If the alternative is wading through the slush myself, I say to the editors of the world: you can keep my gate any time!
posted by Zed at 11:19 AM on October 29, 2010


The electronic burps I’m getting today are, for the most part, shallow, cursory and absolutely useless to me as a writer.

Writers still get the "here is what you can do to improve" emails. These are writers who show promise, and who the editor hopes to work with in the future. But those are rarely offered to established writers, because they know what they're doing. A simple "no" suffices.

Sorry you miss the halcyon days of your career when editors offered unsolicited writing advice. Me, I prefer the part of my career I'm in now, where they pay me instead. And, when they don't, they just say "thanks, sorry."
posted by Astro Zombie at 11:24 AM on October 29, 2010 [1 favorite]


I think that this is the perfect place to leave a Dylan Moran clip:
http://www.youtube.com/watch?v=oS1NOXWVWgo
It's worth the two minutes and some it takes to watch, I swear.
posted by Stagger Lee at 11:40 AM on October 29, 2010


The clip. For real this time. In link form.

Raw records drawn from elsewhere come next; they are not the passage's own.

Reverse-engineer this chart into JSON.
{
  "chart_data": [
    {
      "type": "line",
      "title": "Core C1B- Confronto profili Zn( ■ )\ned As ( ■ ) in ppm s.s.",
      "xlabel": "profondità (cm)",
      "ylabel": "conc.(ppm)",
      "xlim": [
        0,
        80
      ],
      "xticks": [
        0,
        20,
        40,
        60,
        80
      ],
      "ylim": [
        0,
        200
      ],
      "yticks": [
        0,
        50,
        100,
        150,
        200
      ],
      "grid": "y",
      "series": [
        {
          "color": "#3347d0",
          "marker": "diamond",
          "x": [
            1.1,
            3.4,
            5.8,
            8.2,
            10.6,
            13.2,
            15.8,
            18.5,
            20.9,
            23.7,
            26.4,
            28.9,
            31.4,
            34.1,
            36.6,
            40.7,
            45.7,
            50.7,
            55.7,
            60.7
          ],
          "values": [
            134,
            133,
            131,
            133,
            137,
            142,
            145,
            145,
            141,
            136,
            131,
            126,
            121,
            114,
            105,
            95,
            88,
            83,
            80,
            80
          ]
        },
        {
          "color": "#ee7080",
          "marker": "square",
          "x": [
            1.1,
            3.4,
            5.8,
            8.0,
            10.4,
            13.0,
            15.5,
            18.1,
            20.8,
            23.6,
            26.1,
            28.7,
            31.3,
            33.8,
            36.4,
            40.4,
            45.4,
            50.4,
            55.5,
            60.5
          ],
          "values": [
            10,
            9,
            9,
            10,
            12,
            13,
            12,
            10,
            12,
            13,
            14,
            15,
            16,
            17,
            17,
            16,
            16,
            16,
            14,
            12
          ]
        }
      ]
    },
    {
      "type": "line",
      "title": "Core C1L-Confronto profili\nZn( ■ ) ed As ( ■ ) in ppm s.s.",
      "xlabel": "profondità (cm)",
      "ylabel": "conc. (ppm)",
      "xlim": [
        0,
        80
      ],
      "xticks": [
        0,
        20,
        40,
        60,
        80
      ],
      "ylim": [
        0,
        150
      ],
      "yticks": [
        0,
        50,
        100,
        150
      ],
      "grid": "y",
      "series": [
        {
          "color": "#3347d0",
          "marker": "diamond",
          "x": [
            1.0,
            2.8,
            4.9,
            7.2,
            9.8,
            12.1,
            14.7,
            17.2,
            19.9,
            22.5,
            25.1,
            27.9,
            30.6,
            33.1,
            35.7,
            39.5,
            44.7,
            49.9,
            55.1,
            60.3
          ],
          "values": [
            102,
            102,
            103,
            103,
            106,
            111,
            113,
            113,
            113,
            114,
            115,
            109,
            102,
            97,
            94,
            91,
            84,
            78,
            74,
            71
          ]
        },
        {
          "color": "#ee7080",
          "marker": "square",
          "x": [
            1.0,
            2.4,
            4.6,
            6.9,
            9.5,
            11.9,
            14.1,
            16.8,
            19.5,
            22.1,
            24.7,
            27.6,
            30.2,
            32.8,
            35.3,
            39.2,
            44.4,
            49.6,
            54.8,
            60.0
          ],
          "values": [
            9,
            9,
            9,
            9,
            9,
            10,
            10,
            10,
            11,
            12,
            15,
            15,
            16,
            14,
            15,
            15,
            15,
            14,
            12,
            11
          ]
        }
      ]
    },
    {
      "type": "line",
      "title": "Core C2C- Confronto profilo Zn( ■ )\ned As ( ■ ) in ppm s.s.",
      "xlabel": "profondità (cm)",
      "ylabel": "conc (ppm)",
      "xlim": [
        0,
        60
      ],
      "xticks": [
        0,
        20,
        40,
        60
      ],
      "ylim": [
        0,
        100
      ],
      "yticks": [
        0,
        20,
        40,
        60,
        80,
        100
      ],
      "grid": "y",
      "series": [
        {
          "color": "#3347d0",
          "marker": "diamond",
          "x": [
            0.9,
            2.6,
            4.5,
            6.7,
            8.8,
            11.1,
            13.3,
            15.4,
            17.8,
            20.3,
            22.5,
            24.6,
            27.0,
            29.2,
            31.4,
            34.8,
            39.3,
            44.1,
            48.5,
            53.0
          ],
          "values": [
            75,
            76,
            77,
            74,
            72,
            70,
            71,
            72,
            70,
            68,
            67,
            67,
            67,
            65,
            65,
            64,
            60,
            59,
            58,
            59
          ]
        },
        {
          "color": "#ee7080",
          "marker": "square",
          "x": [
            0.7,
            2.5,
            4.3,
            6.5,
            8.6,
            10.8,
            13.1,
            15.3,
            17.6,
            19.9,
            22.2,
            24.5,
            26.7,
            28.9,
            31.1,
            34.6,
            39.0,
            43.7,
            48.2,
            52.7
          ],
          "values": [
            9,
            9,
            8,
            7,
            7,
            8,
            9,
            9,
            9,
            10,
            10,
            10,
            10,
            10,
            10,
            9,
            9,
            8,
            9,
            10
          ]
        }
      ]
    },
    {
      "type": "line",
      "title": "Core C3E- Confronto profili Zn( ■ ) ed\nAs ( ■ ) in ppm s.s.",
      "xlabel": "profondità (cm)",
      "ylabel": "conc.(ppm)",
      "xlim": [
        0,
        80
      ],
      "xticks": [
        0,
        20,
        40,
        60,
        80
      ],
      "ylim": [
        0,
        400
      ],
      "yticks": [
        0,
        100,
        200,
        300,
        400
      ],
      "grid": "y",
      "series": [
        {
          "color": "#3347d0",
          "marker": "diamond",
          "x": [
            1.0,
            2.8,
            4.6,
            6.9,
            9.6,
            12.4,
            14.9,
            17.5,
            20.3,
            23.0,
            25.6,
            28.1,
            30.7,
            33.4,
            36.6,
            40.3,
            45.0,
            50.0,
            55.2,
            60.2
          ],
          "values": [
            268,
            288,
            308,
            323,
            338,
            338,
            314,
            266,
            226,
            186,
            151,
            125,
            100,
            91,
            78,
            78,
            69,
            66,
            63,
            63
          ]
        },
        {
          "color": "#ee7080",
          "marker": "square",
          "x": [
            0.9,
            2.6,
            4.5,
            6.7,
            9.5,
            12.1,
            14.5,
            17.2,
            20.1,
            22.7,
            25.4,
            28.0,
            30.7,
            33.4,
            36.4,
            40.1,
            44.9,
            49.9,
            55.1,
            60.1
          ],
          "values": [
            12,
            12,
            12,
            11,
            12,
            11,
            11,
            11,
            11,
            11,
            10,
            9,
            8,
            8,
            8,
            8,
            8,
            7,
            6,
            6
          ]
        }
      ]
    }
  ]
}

...next time I'll "preview," I promise.
posted by Stagger Lee at 11:41 AM on October 29, 2010


It's always very heartening when editors take the time to respond personally. Some markets are just awful and impersonal no matter what. Others are better. Pseudopod has a really dedicated team working for them, and everyone from the editor to the slush readers has always gone out of their way to give personalized notes for rejections. Shawn Garret, in particular, was tremendously encouraging to me despite having to kick my stories to the curb. He's part of the reason I've tried to become more active and involved in that little community.

(I'm a part-time slush-reader for Escape Pod, the science fiction to Pseudopod's horror. They don't let us part-timers respond directly to the authors, which is probably just as well because then I'd have to try to find a nice way to tell people that we're not taking their story because they have The Crazy.)
posted by Scattercat at 12:38 PM on October 29, 2010 [1 favorite]


The clip. For real this time. In link form.

It's blocked for me. Damn Channel 4. Here's an unblocked one. To do it with a flugelhorn was a stroke of genius.
posted by kersplunk at 1:05 PM on October 29, 2010


it means they mean to be encouraging...

I don't know about that.

This reminded me of an old blog post by author Kris Saknussemm, a list of rejection letters that sound a bit less than encouraging, but display a, shall we say, certain level of personal interest nonetheless.

Rejectamenta
posted by louche mustachio at 7:00 PM on October 29, 2010


still remember back in 1979 that the Guinness Book of World Records had an entry for "most rejected author". The guy supposedly had hundreds of rejections, and there was a photo of him with head in hands looking up from a typewriter.

oh man, I want to feel bad for that guy, whoever he was, but I think the statute of limitations has run out and I can just point and laugh, right?
posted by mannequito at 7:06 PM on October 29, 2010


I got a rejection from Gerry Howard.